With Washington looking to sort things out post government shutdown, one of the most pressing issues facing the ecommerce industry resurfaces: major legislation that would require the collection of an internet sales tax.

For some historical context, state governments are strapped for cash and are looking for new revenues to help supplement their funding. Under current law, businesses are only required to collect sales tax in states where they have a physical presence. Instead, buyers are legally supposed to report the purchase on their own and pay a “use tax,” which the overwhelming majority of shoppers simply don’t do, meaning that taxes on out-of-state online purchases are never collected.

Mix the lack of state tax money with brick-and-mortar retailers thinking that their online counterparts have an unfair tax advantage, and you get our current situation: two sides debating whether or not online sales tax reform is merited. With all the debate, it can be difficult to parse out what the legislation of The Marketplace Fairness Act actually says. So to help you better understand what Senate Bill 336 means to you and your business, we’ve dissected and translated the bill’s contents into layman’s terms. (If you’d like to refer to the full bill at any time, you can access it via the above hyperlink.)


This section simply explains that the bill will be commonly referred to as the Marketplace Fairness Act of 2013.


Section 2 defines what states must do to gain the authority to collect online sales taxes. In the first part of this section, the bill says that any state that has already adopted the terms of the Streamlined Sales and Use Tax Agreement (SSUTA), an agreement that focuses on the simplification of tax codes to make interstate sales tax collection easier, can collect online sales. Alternatively, a state can agree that it will implement tax simplification measures, such as providing a uniform sales tax base and providing out-of-state retailers with free software to manage sales tax compliance.

There are also some protections in this big block of legal text, which do benefit you as an out-of-state seller, including:

  • Out-of-state, or remote, sellers can’t be held liable for any mistakes in sales tax collection that’s caused by an error made by the government-approved software
  • Remote sellers can’t be held liable for incorrect tax collections if the error is due to inaccurate information provided by the state
  • The state must provide you as a remote seller with 90 days notice of a rate change

Subsection (c): Small Seller Exception

This is where you need to start paying attention, as these details have the most impact on your online business. The “small seller exception” means that online sellers with annual remote sales less than $1 million in the previous year are fully exempt from collection requirements detailed in this legislation. By remote sales, the bill is referring to any sales made in a state where you don’t have a physical presence. If your business is based in Texas, any sales made to customers outside of the state of Texas would be considered a “remote sale.”

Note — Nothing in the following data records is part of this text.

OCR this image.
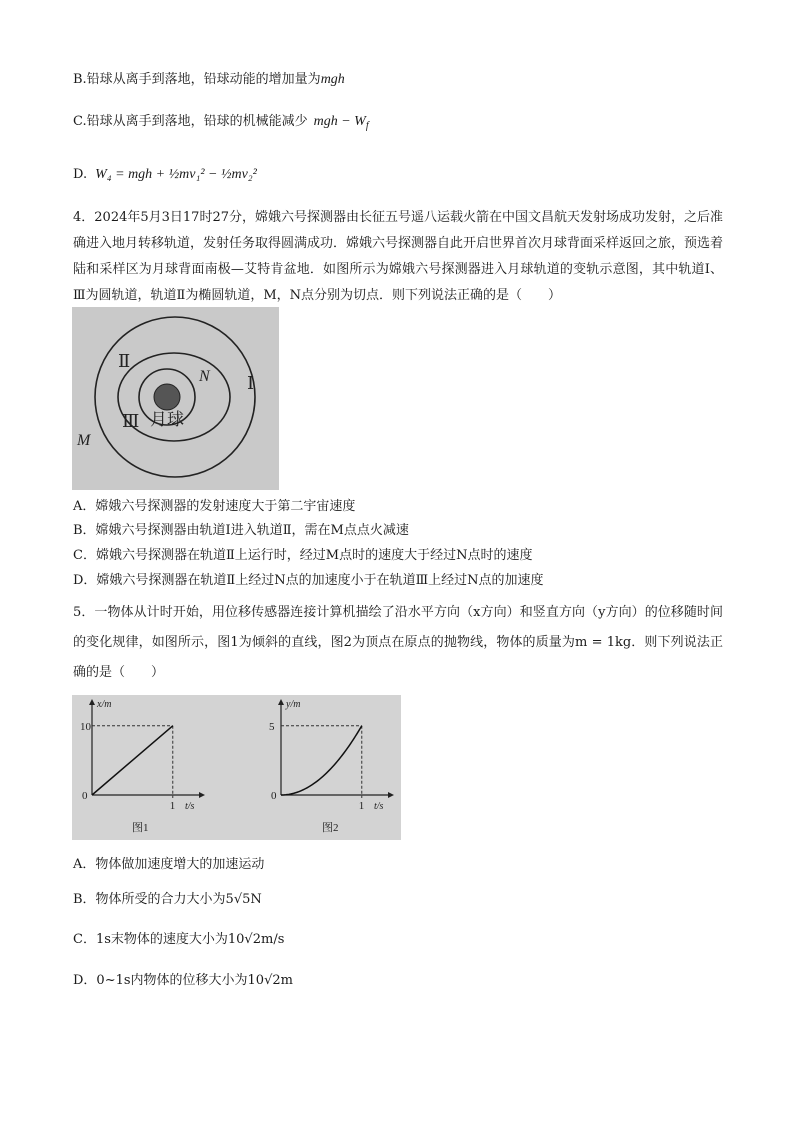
B.铅球从离手到落地，铅球动能的增加量为mgh
C.铅球从离手到落地，铅球的机械能减少 mgh − $W_f$
D. W₄ = mgh + ½mv₁² − ½mv₂²
4．2024年5月3日17时27分，嫦娥六号探测器由长征五号遥八运载火箭在中国文昌航天发射场成功发射，之后准确进入地月转移轨道，发射任务取得圆满成功．嫦娥六号探测器自此开启世界首次月球背面采样返回之旅，预选着陆和采样区为月球背面南极—艾特肯盆地．如图所示为嫦娥六号探测器进入月球轨道的变轨示意图，其中轨道Ⅰ、Ⅲ为圆轨道，轨道Ⅱ为椭圆轨道，M，N点分别为切点．则下列说法正确的是（　　）
Ⅱ
Ⅰ
Ⅲ
N
M
月球
A．嫦娥六号探测器的发射速度大于第二宇宙速度
B．嫦娥六号探测器由轨道Ⅰ进入轨道Ⅱ，需在M点点火减速
C．嫦娥六号探测器在轨道Ⅱ上运行时，经过M点时的速度大于经过N点时的速度
D．嫦娥六号探测器在轨道Ⅱ上经过N点的加速度小于在轨道Ⅲ上经过N点的加速度
5．一物体从计时开始，用位移传感器连接计算机描绘了沿水平方向（x方向）和竖直方向（y方向）的位移随时间的变化规律，如图所示，图1为倾斜的直线，图2为顶点在原点的抛物线，物体的质量为m = 1kg．则下列说法正确的是（　　）
10
1
0
x/m
t/s
图1
5
1
0
y/m
t/s
图2
A．物体做加速度增大的加速运动
B．物体所受的合力大小为5√5N
C．1s末物体的速度大小为10√2m/s
D．0~1s内物体的位移大小为10√2m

This section provides some parameters to the bill – nothing that impacts your business, but is still good background information. These limitations mean that the bill:

  • Only applies to “sales and use taxes,” and nothing else
  • Doesn’t create nexus (in this case, a legal connection) between a person and specific state
  • Doesn’t introduce any type of new tax on products that weren’t previously taxed before
  • Doesn’t have an impact on sales that take place between a seller and customer of the same state


These sections simply establish definitions for terms throughout the bill and include other general statements regarding severability and preemption.


The bill itself doesn’t speak to a lot of implications for your business, but that will change upon passage and implementation. The main takeaway is that if you earn less than $1 million in out-of-state sales, you have nothing to worry about. If you do pull in over $1 million in out-of-state revenue, upon passage, you’ll need to implement some sort of tax management software to help manage the calculation and collection of taxes from over 9,000 tax codes.

The passage of this legislation may take some time to play out because:

  1. Debate as to whether the $1 million threshold for exemption should be raised.
  2. As we enter the 2014 election cycle, members of an already-nervous House of Representatives might sit on the legislation to avoid controversy.
  3. There’s another version of the bill moving through the House, which means there will be compromise needed between the chambers.
  4. If and when the bill is turned into law, it will likely take states some time to meet all of the requirements to earn the authority to collect an online sales tax.

Right now, we’re in a game of sit and wait as we see what happens next – but at least, you have a true understanding of what The Marketplace Fairness Act is all about to help you prepare for what’s to come.